I’ve partaken in several liquidity pools so far including, Mooniswap, Honeyswap and Uniswap all of which have worked out better than just letting my tokens sit there. All three are decentralised exchanges meaning you don’t need to put your tokens on an exchange, making it secure. All you need to do is connect your wallet to the app and you’re ready to swap or deposit your tokens into the liquidity pool of your choice. When you deposit your tokens into a liquidity pool, you can begin earning a share of the fees paid for trades and the more tokens you deposit the more your share of the fees. On centralised exchanges, the exchange gets the fees from trades but in decentralised exchanges, the fees go to the liquidity provider – meaning we get them! Uniswap is the most common and the volume on Uniswap on some days, outstrips that of centralised exchanges, showing you how popular it is.
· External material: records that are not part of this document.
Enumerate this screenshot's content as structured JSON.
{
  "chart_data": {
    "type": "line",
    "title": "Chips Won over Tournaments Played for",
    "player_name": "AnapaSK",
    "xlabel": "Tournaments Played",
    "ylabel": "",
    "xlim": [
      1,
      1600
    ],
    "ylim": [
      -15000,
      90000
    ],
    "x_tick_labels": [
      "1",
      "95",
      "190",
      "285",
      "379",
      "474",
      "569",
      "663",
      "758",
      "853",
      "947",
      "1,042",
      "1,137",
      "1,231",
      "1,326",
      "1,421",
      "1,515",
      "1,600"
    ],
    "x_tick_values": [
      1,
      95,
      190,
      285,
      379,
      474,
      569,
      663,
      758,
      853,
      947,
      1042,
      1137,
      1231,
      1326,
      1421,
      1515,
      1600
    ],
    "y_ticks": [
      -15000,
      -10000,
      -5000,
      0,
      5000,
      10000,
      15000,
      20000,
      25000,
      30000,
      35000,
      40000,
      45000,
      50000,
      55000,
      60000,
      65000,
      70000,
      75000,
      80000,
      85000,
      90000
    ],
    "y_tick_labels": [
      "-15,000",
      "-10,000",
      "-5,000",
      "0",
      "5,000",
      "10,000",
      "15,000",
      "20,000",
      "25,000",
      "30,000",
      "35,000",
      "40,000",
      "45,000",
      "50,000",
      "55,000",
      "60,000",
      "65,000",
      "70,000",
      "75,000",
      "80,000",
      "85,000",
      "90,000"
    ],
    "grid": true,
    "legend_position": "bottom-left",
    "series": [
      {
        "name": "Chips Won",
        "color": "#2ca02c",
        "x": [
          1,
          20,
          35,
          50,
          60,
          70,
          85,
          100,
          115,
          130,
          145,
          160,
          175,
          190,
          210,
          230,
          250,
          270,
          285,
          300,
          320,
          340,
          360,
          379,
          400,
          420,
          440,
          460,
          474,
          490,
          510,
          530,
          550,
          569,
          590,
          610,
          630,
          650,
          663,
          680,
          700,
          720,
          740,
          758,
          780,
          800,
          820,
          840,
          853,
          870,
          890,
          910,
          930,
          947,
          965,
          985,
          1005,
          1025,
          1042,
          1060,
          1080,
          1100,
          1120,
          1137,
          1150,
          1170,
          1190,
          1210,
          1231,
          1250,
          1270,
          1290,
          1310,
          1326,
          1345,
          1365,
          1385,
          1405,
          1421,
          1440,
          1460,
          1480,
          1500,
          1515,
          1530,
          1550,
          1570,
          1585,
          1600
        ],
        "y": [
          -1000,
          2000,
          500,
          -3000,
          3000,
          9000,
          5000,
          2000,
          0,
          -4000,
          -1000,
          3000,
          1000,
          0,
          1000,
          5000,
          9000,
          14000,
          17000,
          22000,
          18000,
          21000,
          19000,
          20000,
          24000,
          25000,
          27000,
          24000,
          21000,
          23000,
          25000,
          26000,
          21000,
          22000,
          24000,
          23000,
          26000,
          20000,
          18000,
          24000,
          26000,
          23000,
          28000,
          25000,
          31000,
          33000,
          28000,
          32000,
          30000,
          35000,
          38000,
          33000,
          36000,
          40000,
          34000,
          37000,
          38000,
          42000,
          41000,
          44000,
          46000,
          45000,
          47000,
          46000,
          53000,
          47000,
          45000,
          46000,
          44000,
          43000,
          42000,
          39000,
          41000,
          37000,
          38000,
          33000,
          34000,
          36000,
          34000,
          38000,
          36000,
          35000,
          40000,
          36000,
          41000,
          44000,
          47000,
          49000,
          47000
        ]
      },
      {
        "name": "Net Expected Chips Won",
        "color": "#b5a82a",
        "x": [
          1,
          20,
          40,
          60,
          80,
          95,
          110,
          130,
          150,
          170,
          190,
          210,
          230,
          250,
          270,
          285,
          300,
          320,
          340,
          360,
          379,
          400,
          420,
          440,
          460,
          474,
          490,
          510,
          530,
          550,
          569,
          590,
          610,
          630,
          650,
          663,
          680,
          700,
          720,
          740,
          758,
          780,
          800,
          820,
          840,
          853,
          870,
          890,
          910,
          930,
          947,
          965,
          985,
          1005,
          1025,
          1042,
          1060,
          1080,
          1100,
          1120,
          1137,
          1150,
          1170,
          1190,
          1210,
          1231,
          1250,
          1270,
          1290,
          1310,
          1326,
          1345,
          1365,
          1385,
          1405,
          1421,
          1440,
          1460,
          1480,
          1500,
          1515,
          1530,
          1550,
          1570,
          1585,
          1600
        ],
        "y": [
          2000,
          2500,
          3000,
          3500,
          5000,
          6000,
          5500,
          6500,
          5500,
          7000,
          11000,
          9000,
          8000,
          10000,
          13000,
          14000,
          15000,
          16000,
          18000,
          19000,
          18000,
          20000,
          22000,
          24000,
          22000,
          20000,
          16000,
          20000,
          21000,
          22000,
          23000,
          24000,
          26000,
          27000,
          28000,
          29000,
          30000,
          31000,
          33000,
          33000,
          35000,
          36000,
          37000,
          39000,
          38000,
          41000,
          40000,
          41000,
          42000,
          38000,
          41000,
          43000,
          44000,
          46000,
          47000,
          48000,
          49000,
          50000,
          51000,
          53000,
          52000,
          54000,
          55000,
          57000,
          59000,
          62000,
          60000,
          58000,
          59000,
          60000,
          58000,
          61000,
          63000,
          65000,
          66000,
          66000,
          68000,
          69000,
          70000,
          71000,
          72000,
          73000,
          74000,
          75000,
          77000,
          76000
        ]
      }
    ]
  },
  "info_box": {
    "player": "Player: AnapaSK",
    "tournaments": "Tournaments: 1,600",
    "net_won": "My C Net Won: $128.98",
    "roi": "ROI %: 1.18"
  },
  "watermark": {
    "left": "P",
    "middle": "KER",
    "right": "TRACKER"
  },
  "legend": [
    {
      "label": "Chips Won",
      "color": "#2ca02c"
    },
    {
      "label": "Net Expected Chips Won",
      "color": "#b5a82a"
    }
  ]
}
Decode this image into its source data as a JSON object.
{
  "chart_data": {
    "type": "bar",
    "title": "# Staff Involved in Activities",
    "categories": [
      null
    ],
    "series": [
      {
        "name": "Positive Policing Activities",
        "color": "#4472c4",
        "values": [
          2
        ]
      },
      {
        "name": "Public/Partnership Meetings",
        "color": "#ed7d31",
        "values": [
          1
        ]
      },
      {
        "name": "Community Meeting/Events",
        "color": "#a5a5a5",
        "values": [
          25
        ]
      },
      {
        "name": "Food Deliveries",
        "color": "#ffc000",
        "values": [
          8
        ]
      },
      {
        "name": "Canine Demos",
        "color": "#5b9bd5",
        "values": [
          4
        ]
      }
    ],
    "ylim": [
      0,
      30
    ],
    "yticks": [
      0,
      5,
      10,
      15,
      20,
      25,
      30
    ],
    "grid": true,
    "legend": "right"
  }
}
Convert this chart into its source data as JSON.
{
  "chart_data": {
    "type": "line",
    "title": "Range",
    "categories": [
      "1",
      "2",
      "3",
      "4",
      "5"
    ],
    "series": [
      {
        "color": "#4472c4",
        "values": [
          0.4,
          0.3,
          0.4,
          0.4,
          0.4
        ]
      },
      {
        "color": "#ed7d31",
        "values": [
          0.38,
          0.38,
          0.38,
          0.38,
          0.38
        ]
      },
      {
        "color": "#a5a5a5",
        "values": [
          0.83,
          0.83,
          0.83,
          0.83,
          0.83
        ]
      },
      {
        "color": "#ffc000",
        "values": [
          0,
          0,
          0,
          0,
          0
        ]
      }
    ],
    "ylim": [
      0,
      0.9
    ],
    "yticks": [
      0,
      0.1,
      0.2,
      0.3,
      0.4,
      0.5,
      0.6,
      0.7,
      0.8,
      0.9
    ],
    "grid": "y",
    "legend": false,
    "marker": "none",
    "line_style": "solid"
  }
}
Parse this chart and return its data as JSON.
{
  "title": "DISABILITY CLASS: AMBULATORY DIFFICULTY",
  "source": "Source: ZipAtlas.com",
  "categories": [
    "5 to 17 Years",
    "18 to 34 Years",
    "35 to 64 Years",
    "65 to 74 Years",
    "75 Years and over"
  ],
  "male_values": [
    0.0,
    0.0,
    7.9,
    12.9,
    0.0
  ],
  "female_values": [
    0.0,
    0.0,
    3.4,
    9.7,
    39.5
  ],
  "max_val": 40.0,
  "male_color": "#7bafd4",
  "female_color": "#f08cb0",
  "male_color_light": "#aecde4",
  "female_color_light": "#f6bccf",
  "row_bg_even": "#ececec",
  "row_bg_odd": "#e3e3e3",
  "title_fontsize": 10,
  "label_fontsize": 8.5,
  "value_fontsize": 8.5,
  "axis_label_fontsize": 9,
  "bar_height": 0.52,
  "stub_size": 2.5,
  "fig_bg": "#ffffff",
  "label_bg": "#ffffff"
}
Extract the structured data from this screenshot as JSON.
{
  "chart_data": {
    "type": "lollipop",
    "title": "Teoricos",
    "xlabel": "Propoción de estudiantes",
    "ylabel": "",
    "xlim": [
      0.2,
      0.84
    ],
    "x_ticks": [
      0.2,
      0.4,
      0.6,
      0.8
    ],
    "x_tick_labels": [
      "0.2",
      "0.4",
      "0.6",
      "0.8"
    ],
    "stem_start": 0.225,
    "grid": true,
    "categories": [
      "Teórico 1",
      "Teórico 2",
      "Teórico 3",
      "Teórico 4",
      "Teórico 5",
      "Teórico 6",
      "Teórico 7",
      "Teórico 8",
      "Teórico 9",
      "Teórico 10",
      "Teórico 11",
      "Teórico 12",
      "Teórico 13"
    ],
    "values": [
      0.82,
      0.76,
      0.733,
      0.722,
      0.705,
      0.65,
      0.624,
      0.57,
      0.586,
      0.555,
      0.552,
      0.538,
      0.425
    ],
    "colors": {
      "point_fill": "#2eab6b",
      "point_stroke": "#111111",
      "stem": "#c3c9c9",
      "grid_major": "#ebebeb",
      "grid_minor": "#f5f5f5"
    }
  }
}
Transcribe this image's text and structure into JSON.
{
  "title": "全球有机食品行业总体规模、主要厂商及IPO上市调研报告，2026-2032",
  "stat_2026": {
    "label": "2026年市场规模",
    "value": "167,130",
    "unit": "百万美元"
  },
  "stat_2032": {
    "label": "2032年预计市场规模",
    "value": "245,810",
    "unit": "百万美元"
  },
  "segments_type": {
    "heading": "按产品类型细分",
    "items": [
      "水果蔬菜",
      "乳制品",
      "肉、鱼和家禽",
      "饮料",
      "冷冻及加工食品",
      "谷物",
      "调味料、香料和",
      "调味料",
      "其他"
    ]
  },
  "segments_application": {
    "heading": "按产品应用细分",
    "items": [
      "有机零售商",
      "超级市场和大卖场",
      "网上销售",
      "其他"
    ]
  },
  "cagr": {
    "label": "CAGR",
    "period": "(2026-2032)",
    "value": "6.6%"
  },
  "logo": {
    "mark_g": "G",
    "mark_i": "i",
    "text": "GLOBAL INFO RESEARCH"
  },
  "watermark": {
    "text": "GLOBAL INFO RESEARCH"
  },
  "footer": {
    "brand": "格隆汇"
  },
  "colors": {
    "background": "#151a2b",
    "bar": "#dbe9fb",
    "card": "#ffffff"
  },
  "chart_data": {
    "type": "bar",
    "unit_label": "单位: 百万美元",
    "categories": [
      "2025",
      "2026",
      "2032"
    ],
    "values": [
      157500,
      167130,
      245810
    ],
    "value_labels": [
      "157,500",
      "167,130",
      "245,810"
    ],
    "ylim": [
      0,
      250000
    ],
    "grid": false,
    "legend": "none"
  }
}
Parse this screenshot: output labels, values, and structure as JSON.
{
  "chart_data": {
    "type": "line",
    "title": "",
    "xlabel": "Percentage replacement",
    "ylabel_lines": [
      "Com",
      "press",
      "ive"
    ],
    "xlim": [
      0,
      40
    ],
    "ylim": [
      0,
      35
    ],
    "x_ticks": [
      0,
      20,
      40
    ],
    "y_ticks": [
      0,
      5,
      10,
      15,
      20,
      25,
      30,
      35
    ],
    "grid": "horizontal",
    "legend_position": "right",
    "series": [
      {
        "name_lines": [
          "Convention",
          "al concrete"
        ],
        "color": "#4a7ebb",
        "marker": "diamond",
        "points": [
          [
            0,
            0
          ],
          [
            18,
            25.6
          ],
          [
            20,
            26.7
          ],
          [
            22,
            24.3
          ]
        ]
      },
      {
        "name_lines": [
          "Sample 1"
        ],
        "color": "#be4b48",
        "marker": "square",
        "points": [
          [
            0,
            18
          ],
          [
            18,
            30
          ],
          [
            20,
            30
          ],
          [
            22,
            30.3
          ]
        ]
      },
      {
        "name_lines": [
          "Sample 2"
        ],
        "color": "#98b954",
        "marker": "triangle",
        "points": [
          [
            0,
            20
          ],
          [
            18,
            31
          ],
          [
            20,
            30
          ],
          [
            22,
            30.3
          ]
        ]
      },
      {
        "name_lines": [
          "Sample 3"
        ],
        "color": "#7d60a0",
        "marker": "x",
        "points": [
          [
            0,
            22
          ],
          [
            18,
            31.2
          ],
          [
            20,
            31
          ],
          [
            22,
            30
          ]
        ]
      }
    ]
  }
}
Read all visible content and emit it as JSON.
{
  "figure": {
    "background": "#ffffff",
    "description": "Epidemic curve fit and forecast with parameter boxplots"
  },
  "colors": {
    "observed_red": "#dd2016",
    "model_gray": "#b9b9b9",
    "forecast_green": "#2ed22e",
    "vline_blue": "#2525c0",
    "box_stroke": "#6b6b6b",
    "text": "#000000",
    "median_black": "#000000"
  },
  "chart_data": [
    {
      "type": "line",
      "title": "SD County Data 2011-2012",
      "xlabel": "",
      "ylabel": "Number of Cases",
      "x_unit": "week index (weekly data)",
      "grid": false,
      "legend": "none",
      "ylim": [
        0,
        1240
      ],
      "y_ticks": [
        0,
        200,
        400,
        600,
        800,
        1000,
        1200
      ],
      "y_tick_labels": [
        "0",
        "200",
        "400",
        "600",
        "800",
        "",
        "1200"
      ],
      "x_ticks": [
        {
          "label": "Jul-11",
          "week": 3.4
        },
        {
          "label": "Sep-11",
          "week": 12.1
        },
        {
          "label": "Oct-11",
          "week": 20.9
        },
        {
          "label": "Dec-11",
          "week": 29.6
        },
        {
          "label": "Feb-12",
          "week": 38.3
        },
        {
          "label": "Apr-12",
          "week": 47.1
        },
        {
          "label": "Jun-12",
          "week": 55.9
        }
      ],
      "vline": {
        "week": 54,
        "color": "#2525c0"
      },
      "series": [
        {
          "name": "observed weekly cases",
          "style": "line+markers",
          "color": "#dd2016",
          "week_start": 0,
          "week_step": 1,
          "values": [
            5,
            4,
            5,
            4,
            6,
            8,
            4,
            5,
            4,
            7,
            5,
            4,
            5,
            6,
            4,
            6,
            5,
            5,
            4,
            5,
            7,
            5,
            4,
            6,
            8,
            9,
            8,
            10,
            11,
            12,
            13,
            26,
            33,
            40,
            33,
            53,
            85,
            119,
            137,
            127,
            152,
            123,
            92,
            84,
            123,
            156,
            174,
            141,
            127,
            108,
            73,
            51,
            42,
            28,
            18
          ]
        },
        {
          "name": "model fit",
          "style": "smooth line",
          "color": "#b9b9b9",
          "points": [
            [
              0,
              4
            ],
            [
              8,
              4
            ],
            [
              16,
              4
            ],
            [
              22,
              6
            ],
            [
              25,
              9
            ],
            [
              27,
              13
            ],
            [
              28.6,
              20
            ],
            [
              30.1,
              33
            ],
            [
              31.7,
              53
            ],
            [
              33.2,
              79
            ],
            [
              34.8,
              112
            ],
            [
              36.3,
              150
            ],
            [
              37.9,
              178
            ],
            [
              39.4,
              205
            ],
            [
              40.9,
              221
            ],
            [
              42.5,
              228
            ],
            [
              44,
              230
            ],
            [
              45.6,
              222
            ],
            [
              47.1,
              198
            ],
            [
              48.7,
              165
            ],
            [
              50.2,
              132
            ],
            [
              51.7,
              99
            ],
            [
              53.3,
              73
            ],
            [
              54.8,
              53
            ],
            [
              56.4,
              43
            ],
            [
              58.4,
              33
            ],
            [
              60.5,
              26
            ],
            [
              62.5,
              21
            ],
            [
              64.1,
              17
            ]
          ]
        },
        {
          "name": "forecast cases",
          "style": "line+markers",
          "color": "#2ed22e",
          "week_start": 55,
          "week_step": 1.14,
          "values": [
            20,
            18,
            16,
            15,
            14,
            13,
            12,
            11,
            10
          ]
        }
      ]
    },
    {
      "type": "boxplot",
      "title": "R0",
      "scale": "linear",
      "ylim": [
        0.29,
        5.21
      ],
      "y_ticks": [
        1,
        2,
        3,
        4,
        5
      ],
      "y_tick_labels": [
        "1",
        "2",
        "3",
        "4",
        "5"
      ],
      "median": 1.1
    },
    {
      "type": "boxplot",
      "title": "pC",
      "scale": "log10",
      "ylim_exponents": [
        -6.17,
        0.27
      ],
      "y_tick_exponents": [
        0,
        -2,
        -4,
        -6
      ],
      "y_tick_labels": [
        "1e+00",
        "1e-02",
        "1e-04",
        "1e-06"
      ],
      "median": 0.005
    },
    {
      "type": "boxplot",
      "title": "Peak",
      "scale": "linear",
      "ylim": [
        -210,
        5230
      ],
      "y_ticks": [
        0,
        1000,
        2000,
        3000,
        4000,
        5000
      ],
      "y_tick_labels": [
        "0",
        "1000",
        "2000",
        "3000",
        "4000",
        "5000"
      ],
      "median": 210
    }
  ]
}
Also when you enter into a liquidity pool you can receive the liquidity pool tokens and some pools pay rewards in multiple tokens as proof of the liquidity you provided and these can be used to do the next thing we’ll discuss- yield farming!

Yield farming

Yield farming is a huge part of decentralised finance and could be considered one of the reasons for the recent surge in the price of some DeFi tokens. Personally, I have not done this as I still have to get my noob head around the concept, but some of the percentages you can get are insane! This is the wildest part of the Wild West of crypto! But we love finding new land and yield farming has ripe land for you to carve out if you do it right. Although, to get the best rewards and ‘pieces of new land’ you may need to employ very complex strategies.

So, here I go at explaining… With the token rewards you get from liquidity pools, you take those and add them to another liquidity pool, essentially earning interest on interest. If you move your rewards around enough you can start looking at interest rates in the 100s or even 1000s percent range. Although the percentages are enormous the risks are too so #DYOR before getting involved in any of these!

I hope I got your interests intertwined with doing your research about earning interest on the blockchain. At CryptoBanditz, we find it very interesting as I’m sure you may do too.